Image09 shows body of Rocket Launcher that we mapped in previous part of tutorial.

SeriousModeler Rocket-Launcher Wireframe
Image 09

By pressing "m" shortcut, so called "Mapping mode" is opened (Image10).

SeriousModeler Rocket-Launcher showing Surfaces
Image 10

There, imported mapping from object can be reviewed, different per surface properties can be adjusted and texture aligment on maping checked. You noticed that when model is created it was rendered white, same white box appeared bellow wireframe in Mapping mode. That is because once model is created or recreated from object, it looks for texture (.tex file, for more info on how to create .tex files check Serious Modeler Help) with same name as object its created from (Body_Lw6.tex in this case). If you want to change model's default texture name, click "m" to close Mapping mode and press "s" to edit .scr (script) file, where you can alter texture name. Script file is explained in details in Serious Tools Help file that shiped with Editor and Modeler so i wont waste space and time repeating myself.

If you happy with model and its mapping, click form File menu "Export for skinning button". It will ask you first to select name of image file in wich mapping will be exported (wireframe of mapping will be saved in image and resolution you choose). Among other options (Image11) you can choose background (paper) and wireframe (wire) color.

SeriousModeler export uv for skinning
Image 11

Also wireframe can be colored accordingly to surface(material) colors you created in your 3d application. If you choose "surface numbers" option, number will be centered in every surface wich corespond to .txt file saved in folder where you choose to save mapping. All this will help skin artists to easily recognize what represents what in mapping (if you named surfaces with some meaning names).

When texture is created, it can be added to model by clicking "Add working texture" (CTRL T shortcut) or if texture with same name exists it can be recreated from image file (CTLR R shortcut).

This is all for now.

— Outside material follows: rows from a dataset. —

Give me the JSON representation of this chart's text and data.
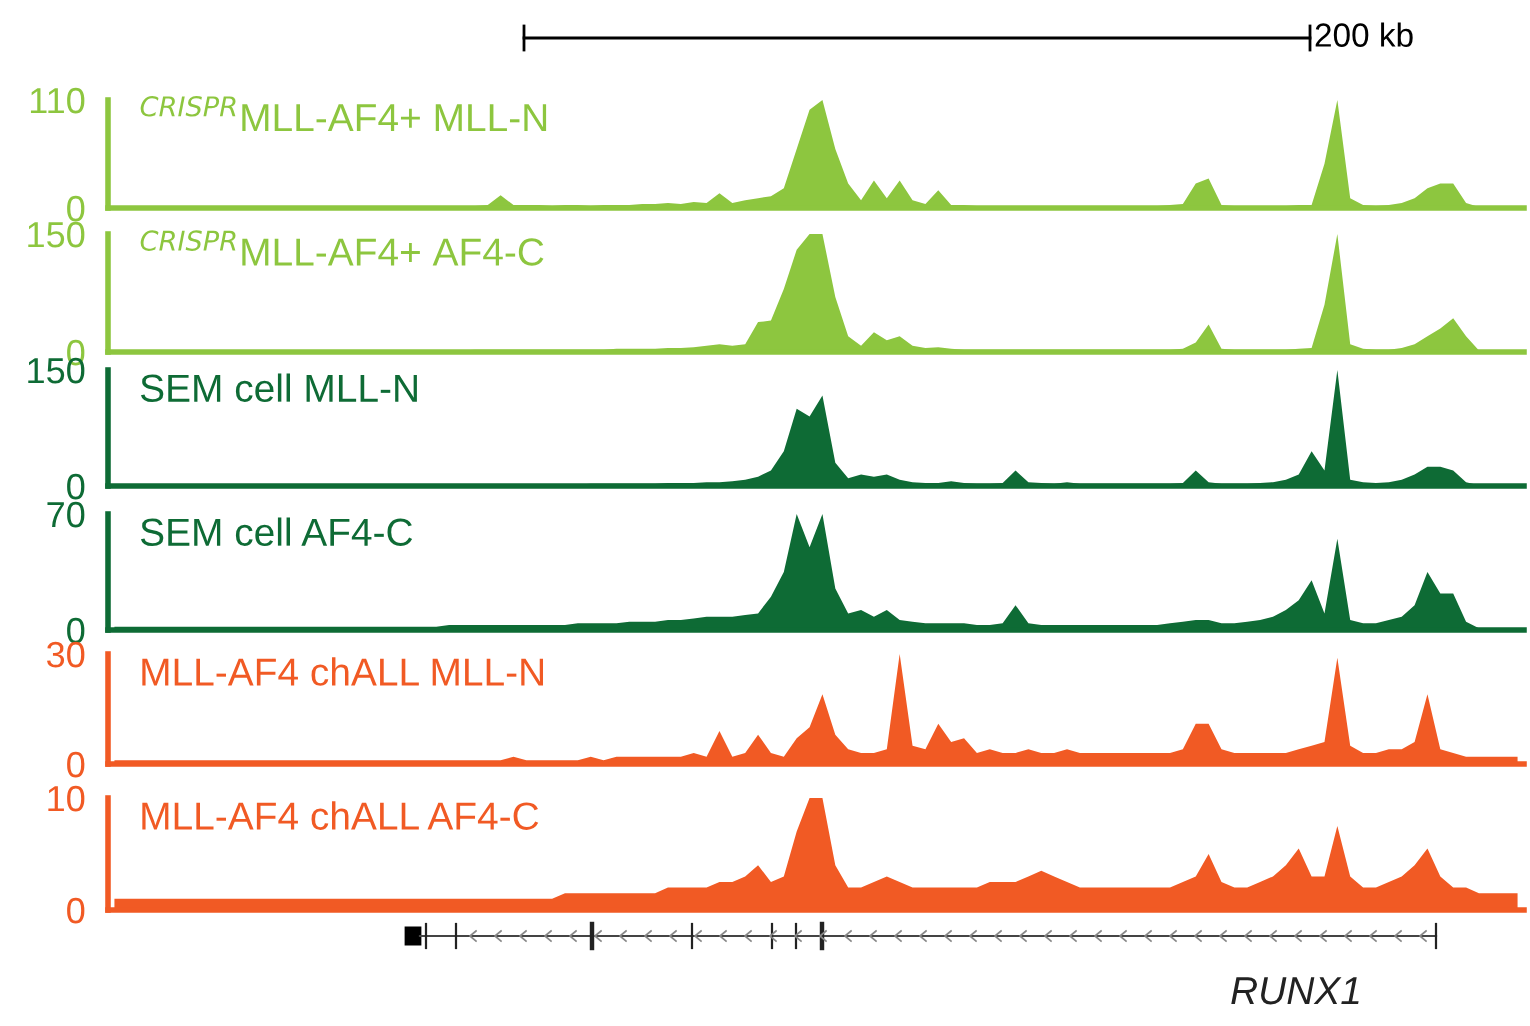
{
  "chart_data": [
    {
      "type": "area",
      "title": "$^{CRISPR}$MLL-AF4+ MLL-N",
      "annotations": [
        "200 kb"
      ],
      "ylim": [
        0,
        110
      ],
      "yticks": [
        0,
        110
      ],
      "grid": false,
      "categories": [
        null,
        null,
        null,
        null,
        null,
        null,
        null,
        null,
        null,
        null,
        null,
        null,
        null,
        null,
        null,
        null,
        null,
        null,
        null,
        null,
        null,
        null,
        null,
        null,
        null,
        null,
        null,
        null,
        null,
        null,
        null,
        null,
        null,
        null,
        null,
        null,
        null,
        null,
        null,
        null,
        null,
        null,
        null,
        null,
        null,
        null,
        null,
        null,
        null,
        null,
        null,
        null,
        null,
        null,
        null,
        null,
        null,
        null,
        null,
        null,
        null,
        null,
        null,
        null,
        null,
        null,
        null,
        null,
        null,
        null,
        null,
        null,
        null,
        null,
        null,
        null,
        null,
        null,
        null,
        null,
        null,
        null,
        null,
        null,
        null,
        null,
        null,
        null,
        null,
        null,
        null,
        null,
        null,
        null,
        null,
        null,
        null,
        null,
        null,
        null,
        null,
        null,
        null,
        null,
        null,
        null,
        null,
        null,
        null,
        null
      ],
      "series": [
        {
          "color": "#8dc63f",
          "values": [
            1,
            1,
            1,
            1,
            1,
            1,
            1,
            1,
            1,
            1,
            1,
            1,
            1,
            1,
            1,
            1,
            1,
            1,
            1,
            1,
            1,
            1,
            1,
            1,
            1,
            1,
            2,
            2,
            2,
            3,
            13,
            3,
            3,
            3,
            2,
            3,
            3,
            2,
            3,
            3,
            3,
            4,
            4,
            5,
            4,
            6,
            5,
            15,
            5,
            8,
            10,
            12,
            20,
            60,
            100,
            110,
            60,
            25,
            8,
            28,
            10,
            28,
            8,
            4,
            18,
            3,
            3,
            2,
            2,
            2,
            2,
            2,
            2,
            2,
            2,
            2,
            2,
            2,
            2,
            2,
            2,
            2,
            3,
            4,
            25,
            30,
            3,
            2,
            2,
            2,
            2,
            2,
            3,
            3,
            45,
            110,
            10,
            3,
            2,
            3,
            5,
            10,
            20,
            25,
            25,
            5,
            1,
            1,
            1,
            1
          ]
        }
      ]
    },
    {
      "type": "area",
      "title": "$^{CRISPR}$MLL-AF4+ AF4-C",
      "ylim": [
        0,
        150
      ],
      "yticks": [
        0,
        150
      ],
      "grid": false,
      "categories": [
        null,
        null,
        null,
        null,
        null,
        null,
        null,
        null,
        null,
        null,
        null,
        null,
        null,
        null,
        null,
        null,
        null,
        null,
        null,
        null,
        null,
        null,
        null,
        null,
        null,
        null,
        null,
        null,
        null,
        null,
        null,
        null,
        null,
        null,
        null,
        null,
        null,
        null,
        null,
        null,
        null,
        null,
        null,
        null,
        null,
        null,
        null,
        null,
        null,
        null,
        null,
        null,
        null,
        null,
        null,
        null,
        null,
        null,
        null,
        null,
        null,
        null,
        null,
        null,
        null,
        null,
        null,
        null,
        null,
        null,
        null,
        null,
        null,
        null,
        null,
        null,
        null,
        null,
        null,
        null,
        null,
        null,
        null,
        null,
        null,
        null,
        null,
        null,
        null,
        null,
        null,
        null,
        null,
        null,
        null,
        null,
        null,
        null,
        null,
        null,
        null,
        null,
        null,
        null,
        null,
        null,
        null,
        null,
        null,
        null
      ],
      "series": [
        {
          "color": "#8dc63f",
          "values": [
            2,
            2,
            2,
            2,
            2,
            2,
            2,
            2,
            2,
            2,
            2,
            2,
            2,
            2,
            2,
            2,
            2,
            2,
            2,
            2,
            2,
            2,
            2,
            2,
            2,
            2,
            2,
            2,
            3,
            3,
            3,
            3,
            3,
            3,
            3,
            3,
            3,
            3,
            3,
            4,
            4,
            4,
            4,
            5,
            5,
            6,
            8,
            10,
            8,
            10,
            38,
            40,
            80,
            130,
            150,
            150,
            70,
            20,
            8,
            25,
            15,
            20,
            8,
            5,
            6,
            4,
            3,
            3,
            3,
            3,
            3,
            3,
            3,
            3,
            3,
            3,
            3,
            3,
            3,
            3,
            3,
            3,
            3,
            4,
            12,
            35,
            4,
            3,
            3,
            3,
            3,
            3,
            4,
            5,
            60,
            150,
            10,
            4,
            3,
            3,
            5,
            10,
            20,
            30,
            43,
            20,
            2,
            2,
            2,
            2
          ]
        }
      ]
    },
    {
      "type": "area",
      "title": "SEM cell MLL-N",
      "ylim": [
        0,
        150
      ],
      "yticks": [
        0,
        150
      ],
      "grid": false,
      "categories": [
        null,
        null,
        null,
        null,
        null,
        null,
        null,
        null,
        null,
        null,
        null,
        null,
        null,
        null,
        null,
        null,
        null,
        null,
        null,
        null,
        null,
        null,
        null,
        null,
        null,
        null,
        null,
        null,
        null,
        null,
        null,
        null,
        null,
        null,
        null,
        null,
        null,
        null,
        null,
        null,
        null,
        null,
        null,
        null,
        null,
        null,
        null,
        null,
        null,
        null,
        null,
        null,
        null,
        null,
        null,
        null,
        null,
        null,
        null,
        null,
        null,
        null,
        null,
        null,
        null,
        null,
        null,
        null,
        null,
        null,
        null,
        null,
        null,
        null,
        null,
        null,
        null,
        null,
        null,
        null,
        null,
        null,
        null,
        null,
        null,
        null,
        null,
        null,
        null,
        null,
        null,
        null,
        null,
        null,
        null,
        null,
        null,
        null,
        null,
        null,
        null,
        null,
        null,
        null,
        null,
        null,
        null,
        null,
        null,
        null
      ],
      "series": [
        {
          "color": "#0e6b35",
          "values": [
            1,
            1,
            1,
            1,
            1,
            1,
            1,
            1,
            1,
            1,
            1,
            1,
            1,
            1,
            1,
            1,
            1,
            1,
            1,
            1,
            1,
            1,
            1,
            1,
            1,
            1,
            1,
            2,
            2,
            2,
            2,
            2,
            2,
            2,
            2,
            2,
            2,
            3,
            3,
            3,
            3,
            3,
            3,
            4,
            4,
            4,
            5,
            5,
            6,
            8,
            12,
            20,
            45,
            100,
            90,
            117,
            30,
            10,
            15,
            12,
            15,
            8,
            5,
            4,
            4,
            6,
            4,
            3,
            3,
            4,
            20,
            5,
            4,
            3,
            5,
            3,
            3,
            3,
            3,
            3,
            3,
            3,
            3,
            4,
            20,
            5,
            3,
            3,
            3,
            4,
            5,
            8,
            15,
            45,
            20,
            150,
            8,
            5,
            4,
            5,
            8,
            15,
            25,
            25,
            20,
            5,
            1,
            1,
            1,
            1
          ]
        }
      ]
    },
    {
      "type": "area",
      "title": "SEM cell AF4-C",
      "ylim": [
        0,
        70
      ],
      "yticks": [
        0,
        70
      ],
      "grid": false,
      "categories": [
        null,
        null,
        null,
        null,
        null,
        null,
        null,
        null,
        null,
        null,
        null,
        null,
        null,
        null,
        null,
        null,
        null,
        null,
        null,
        null,
        null,
        null,
        null,
        null,
        null,
        null,
        null,
        null,
        null,
        null,
        null,
        null,
        null,
        null,
        null,
        null,
        null,
        null,
        null,
        null,
        null,
        null,
        null,
        null,
        null,
        null,
        null,
        null,
        null,
        null,
        null,
        null,
        null,
        null,
        null,
        null,
        null,
        null,
        null,
        null,
        null,
        null,
        null,
        null,
        null,
        null,
        null,
        null,
        null,
        null,
        null,
        null,
        null,
        null,
        null,
        null,
        null,
        null,
        null,
        null,
        null,
        null,
        null,
        null,
        null,
        null,
        null,
        null,
        null,
        null,
        null,
        null,
        null,
        null,
        null,
        null,
        null,
        null,
        null,
        null,
        null,
        null,
        null,
        null,
        null,
        null,
        null,
        null,
        null,
        null
      ],
      "series": [
        {
          "color": "#0e6b35",
          "values": [
            2,
            2,
            2,
            2,
            2,
            2,
            2,
            2,
            2,
            2,
            2,
            2,
            2,
            2,
            2,
            2,
            2,
            2,
            2,
            2,
            2,
            2,
            2,
            2,
            2,
            2,
            3,
            3,
            3,
            3,
            3,
            3,
            3,
            3,
            3,
            3,
            4,
            4,
            4,
            4,
            5,
            5,
            5,
            6,
            6,
            7,
            8,
            8,
            8,
            9,
            10,
            20,
            35,
            70,
            50,
            70,
            25,
            10,
            12,
            8,
            12,
            6,
            5,
            4,
            4,
            4,
            4,
            3,
            3,
            4,
            15,
            4,
            3,
            3,
            3,
            3,
            3,
            3,
            3,
            3,
            3,
            3,
            4,
            5,
            6,
            6,
            4,
            4,
            5,
            6,
            8,
            12,
            18,
            30,
            10,
            55,
            6,
            4,
            4,
            6,
            8,
            15,
            35,
            22,
            22,
            5,
            1,
            1,
            1,
            1
          ]
        }
      ]
    },
    {
      "type": "area",
      "title": "MLL-AF4 chALL MLL-N",
      "ylim": [
        0,
        30
      ],
      "yticks": [
        0,
        30
      ],
      "grid": false,
      "categories": [
        null,
        null,
        null,
        null,
        null,
        null,
        null,
        null,
        null,
        null,
        null,
        null,
        null,
        null,
        null,
        null,
        null,
        null,
        null,
        null,
        null,
        null,
        null,
        null,
        null,
        null,
        null,
        null,
        null,
        null,
        null,
        null,
        null,
        null,
        null,
        null,
        null,
        null,
        null,
        null,
        null,
        null,
        null,
        null,
        null,
        null,
        null,
        null,
        null,
        null,
        null,
        null,
        null,
        null,
        null,
        null,
        null,
        null,
        null,
        null,
        null,
        null,
        null,
        null,
        null,
        null,
        null,
        null,
        null,
        null,
        null,
        null,
        null,
        null,
        null,
        null,
        null,
        null,
        null,
        null,
        null,
        null,
        null,
        null,
        null,
        null,
        null,
        null,
        null,
        null,
        null,
        null,
        null,
        null,
        null,
        null,
        null,
        null,
        null,
        null,
        null,
        null,
        null,
        null,
        null,
        null,
        null,
        null,
        null,
        null
      ],
      "series": [
        {
          "color": "#f15a24",
          "values": [
            1,
            1,
            1,
            1,
            1,
            1,
            1,
            1,
            1,
            1,
            1,
            1,
            1,
            1,
            1,
            1,
            1,
            1,
            1,
            1,
            1,
            1,
            1,
            1,
            1,
            1,
            1,
            1,
            1,
            1,
            1,
            2,
            1,
            1,
            1,
            1,
            1,
            2,
            1,
            2,
            2,
            2,
            2,
            2,
            2,
            3,
            2,
            9,
            2,
            3,
            8,
            3,
            2,
            7,
            10,
            19,
            8,
            4,
            3,
            3,
            4,
            30,
            5,
            4,
            11,
            6,
            7,
            3,
            4,
            3,
            3,
            4,
            3,
            3,
            4,
            3,
            3,
            3,
            3,
            3,
            3,
            3,
            3,
            4,
            11,
            11,
            4,
            3,
            3,
            3,
            3,
            3,
            4,
            5,
            6,
            29,
            5,
            3,
            3,
            4,
            4,
            6,
            19,
            4,
            3,
            2,
            2,
            2,
            2,
            2
          ]
        }
      ]
    },
    {
      "type": "area",
      "title": "MLL-AF4 chALL AF4-C",
      "annotations": [
        "RUNX1"
      ],
      "ylim": [
        0,
        10
      ],
      "yticks": [
        0,
        10
      ],
      "grid": false,
      "categories": [
        null,
        null,
        null,
        null,
        null,
        null,
        null,
        null,
        null,
        null,
        null,
        null,
        null,
        null,
        null,
        null,
        null,
        null,
        null,
        null,
        null,
        null,
        null,
        null,
        null,
        null,
        null,
        null,
        null,
        null,
        null,
        null,
        null,
        null,
        null,
        null,
        null,
        null,
        null,
        null,
        null,
        null,
        null,
        null,
        null,
        null,
        null,
        null,
        null,
        null,
        null,
        null,
        null,
        null,
        null,
        null,
        null,
        null,
        null,
        null,
        null,
        null,
        null,
        null,
        null,
        null,
        null,
        null,
        null,
        null,
        null,
        null,
        null,
        null,
        null,
        null,
        null,
        null,
        null,
        null,
        null,
        null,
        null,
        null,
        null,
        null,
        null,
        null,
        null,
        null,
        null,
        null,
        null,
        null,
        null,
        null,
        null,
        null,
        null,
        null,
        null,
        null,
        null,
        null,
        null,
        null,
        null,
        null,
        null,
        null
      ],
      "series": [
        {
          "color": "#f15a24",
          "values": [
            1,
            1,
            1,
            1,
            1,
            1,
            1,
            1,
            1,
            1,
            1,
            1,
            1,
            1,
            1,
            1,
            1,
            1,
            1,
            1,
            1,
            1,
            1,
            1,
            1,
            1,
            1,
            1,
            1,
            1,
            1,
            1,
            1,
            1,
            1,
            1.5,
            1.5,
            1.5,
            1.5,
            1.5,
            1.5,
            1.5,
            1.5,
            2,
            2,
            2,
            2,
            2.5,
            2.5,
            3,
            4,
            2.5,
            3,
            7,
            10,
            10,
            4,
            2,
            2,
            2.5,
            3,
            2.5,
            2,
            2,
            2,
            2,
            2,
            2,
            2.5,
            2.5,
            2.5,
            3,
            3.5,
            3,
            2.5,
            2,
            2,
            2,
            2,
            2,
            2,
            2,
            2,
            2.5,
            3,
            5,
            2.5,
            2,
            2,
            2.5,
            3,
            4,
            5.5,
            3,
            3,
            7.5,
            3,
            2,
            2,
            2.5,
            3,
            4,
            5.5,
            3,
            2,
            2,
            1.5,
            1.5,
            1.5,
            1.5
          ]
        }
      ]
    }
  ]
}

Stay tuned for more....

APPENDIX: Tested 3d objects


If importing LWO files V1 (prior LW6.x version) there are few options for UV data import:
* use opened/unwrapped solution
* use UV files saved by UView or similar software. UV file with same name as object you are importing plus .uv extension must be saved in folder where is object you are importing. Same rule of closed shapes (2 surfaces) applies.

When importing LWO files V2 (generated by Lightwave6.x) mapping will be read from object itself(if exists). Same rule of closed shapes (2 surfaces) applies. Only one UV map must exist in object.
Importer supports "Discontinued mapping" feature from Lw6.5.

Known problems:
If object is saved from Lw6.5 beta 2 sometimes importer wrongly interprets UV data. Solution is to load that object in Lightwave 6.5 and resave it there.

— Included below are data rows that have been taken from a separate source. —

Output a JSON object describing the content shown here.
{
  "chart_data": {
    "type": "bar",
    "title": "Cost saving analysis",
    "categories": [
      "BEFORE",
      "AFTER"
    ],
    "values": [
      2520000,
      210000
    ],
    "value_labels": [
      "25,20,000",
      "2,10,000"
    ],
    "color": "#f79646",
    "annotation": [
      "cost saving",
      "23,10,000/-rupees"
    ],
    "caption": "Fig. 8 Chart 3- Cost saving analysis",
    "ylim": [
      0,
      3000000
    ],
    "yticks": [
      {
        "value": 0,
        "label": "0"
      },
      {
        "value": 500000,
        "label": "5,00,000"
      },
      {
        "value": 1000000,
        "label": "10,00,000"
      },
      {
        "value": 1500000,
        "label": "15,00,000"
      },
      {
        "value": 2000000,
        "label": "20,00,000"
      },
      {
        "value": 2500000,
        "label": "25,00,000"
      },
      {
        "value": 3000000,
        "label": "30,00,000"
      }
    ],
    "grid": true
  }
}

When importing 3DS files mapping will be read from object itself (if exists).
Same rule of closed shapes (2 surfaces) applies.
Only one UV map must exist in object.

Known problems:
Layered objects (subobjects) arent yet supported by importer (only first subobject will load, thus screwing mapping and geometry). Solution is to merge object in single mesh and then import it.

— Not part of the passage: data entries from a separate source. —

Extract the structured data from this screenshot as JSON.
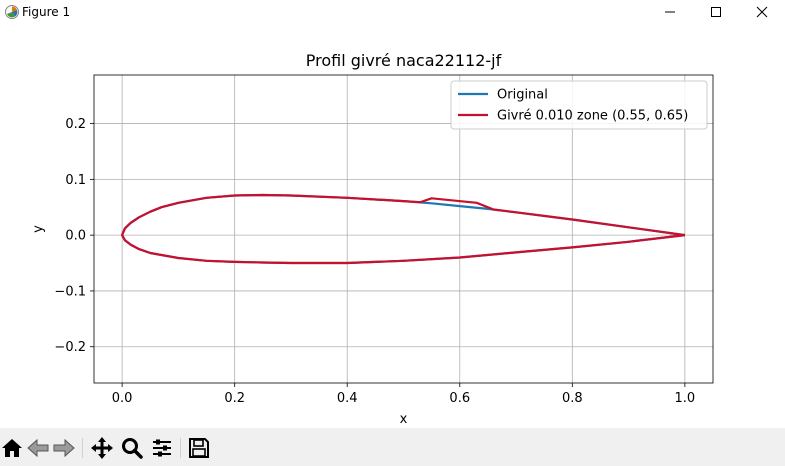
{
  "window": {
    "title": "Figure 1"
  },
  "toolbar": {
    "tools": [
      "home-icon",
      "back-arrow-icon",
      "forward-arrow-icon",
      "pan-icon",
      "zoom-icon",
      "subplots-icon",
      "save-icon"
    ]
  },
  "chart_data": {
    "type": "line",
    "title": "Profil givré naca22112-jf",
    "xlabel": "x",
    "ylabel": "y",
    "xlim": [
      -0.05,
      1.05
    ],
    "ylim": [
      -0.265,
      0.287
    ],
    "xticks": [
      "0.0",
      "0.2",
      "0.4",
      "0.6",
      "0.8",
      "1.0"
    ],
    "xtick_values": [
      0.0,
      0.2,
      0.4,
      0.6,
      0.8,
      1.0
    ],
    "yticks": [
      "−0.2",
      "−0.1",
      "0.0",
      "0.1",
      "0.2"
    ],
    "ytick_values": [
      -0.2,
      -0.1,
      0.0,
      0.1,
      0.2
    ],
    "grid": true,
    "legend_position": "top-right",
    "series": [
      {
        "name": "Original",
        "color": "#1f77b4",
        "x": [
          1.0,
          0.9,
          0.8,
          0.7,
          0.65,
          0.6,
          0.55,
          0.5,
          0.4,
          0.3,
          0.25,
          0.2,
          0.15,
          0.1,
          0.07,
          0.05,
          0.03,
          0.015,
          0.005,
          0.0,
          0.005,
          0.015,
          0.03,
          0.05,
          0.1,
          0.15,
          0.2,
          0.25,
          0.3,
          0.35,
          0.4,
          0.5,
          0.6,
          0.7,
          0.8,
          0.9,
          1.0
        ],
        "y": [
          0.0,
          0.014,
          0.028,
          0.041,
          0.047,
          0.052,
          0.057,
          0.061,
          0.067,
          0.071,
          0.072,
          0.071,
          0.067,
          0.058,
          0.05,
          0.042,
          0.032,
          0.022,
          0.012,
          0.0,
          -0.009,
          -0.017,
          -0.025,
          -0.032,
          -0.041,
          -0.046,
          -0.048,
          -0.049,
          -0.05,
          -0.05,
          -0.05,
          -0.046,
          -0.04,
          -0.031,
          -0.022,
          -0.012,
          0.0
        ]
      },
      {
        "name": "Givré 0.010 zone (0.55, 0.65)",
        "color": "#c8102e",
        "x": [
          1.0,
          0.9,
          0.8,
          0.7,
          0.66,
          0.63,
          0.55,
          0.53,
          0.5,
          0.4,
          0.3,
          0.25,
          0.2,
          0.15,
          0.1,
          0.07,
          0.05,
          0.03,
          0.015,
          0.005,
          0.0,
          0.005,
          0.015,
          0.03,
          0.05,
          0.1,
          0.15,
          0.2,
          0.25,
          0.3,
          0.35,
          0.4,
          0.5,
          0.6,
          0.7,
          0.8,
          0.9,
          1.0
        ],
        "y": [
          0.0,
          0.014,
          0.028,
          0.041,
          0.046,
          0.058,
          0.066,
          0.059,
          0.061,
          0.067,
          0.071,
          0.072,
          0.071,
          0.067,
          0.058,
          0.05,
          0.042,
          0.032,
          0.022,
          0.012,
          0.0,
          -0.009,
          -0.017,
          -0.025,
          -0.032,
          -0.041,
          -0.046,
          -0.048,
          -0.049,
          -0.05,
          -0.05,
          -0.05,
          -0.046,
          -0.04,
          -0.031,
          -0.022,
          -0.012,
          0.0
        ]
      }
    ]
  }
}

When importing .OBJ files mapping will be read from .mat (material) file. Material file (with same name as object being imported) must be saved in same folder with object. Same rule of closed shapes (2 surfaces) applies.
Only one UV map must exist in object.

Known problems:
Depending on program .obj file is saved, .mtl file have wrong UV data. Solution is to use program with native .obj support or use 3rd party converter program to convert it to corect .obj (and .mtl) file.


When importing MD2 files mapping will be read from object itself (if exists). Same rule of closed shapes (2 surfaces) applies.
Only one UV map must exist in object.


When importing MD3 files mapping will be read from object itself (if exists). Same rule of closed shapes (2 surfaces) applies. Only one UV map must exist in object.

Known problems:
Layered objects (subobjects) arent yet supported by importer (only first subobject will load, thus screwing mapping and geometry). Solution is to merge object in single mesh and then import it.


Doesnt load properly. Export to .3DS rather and then import it.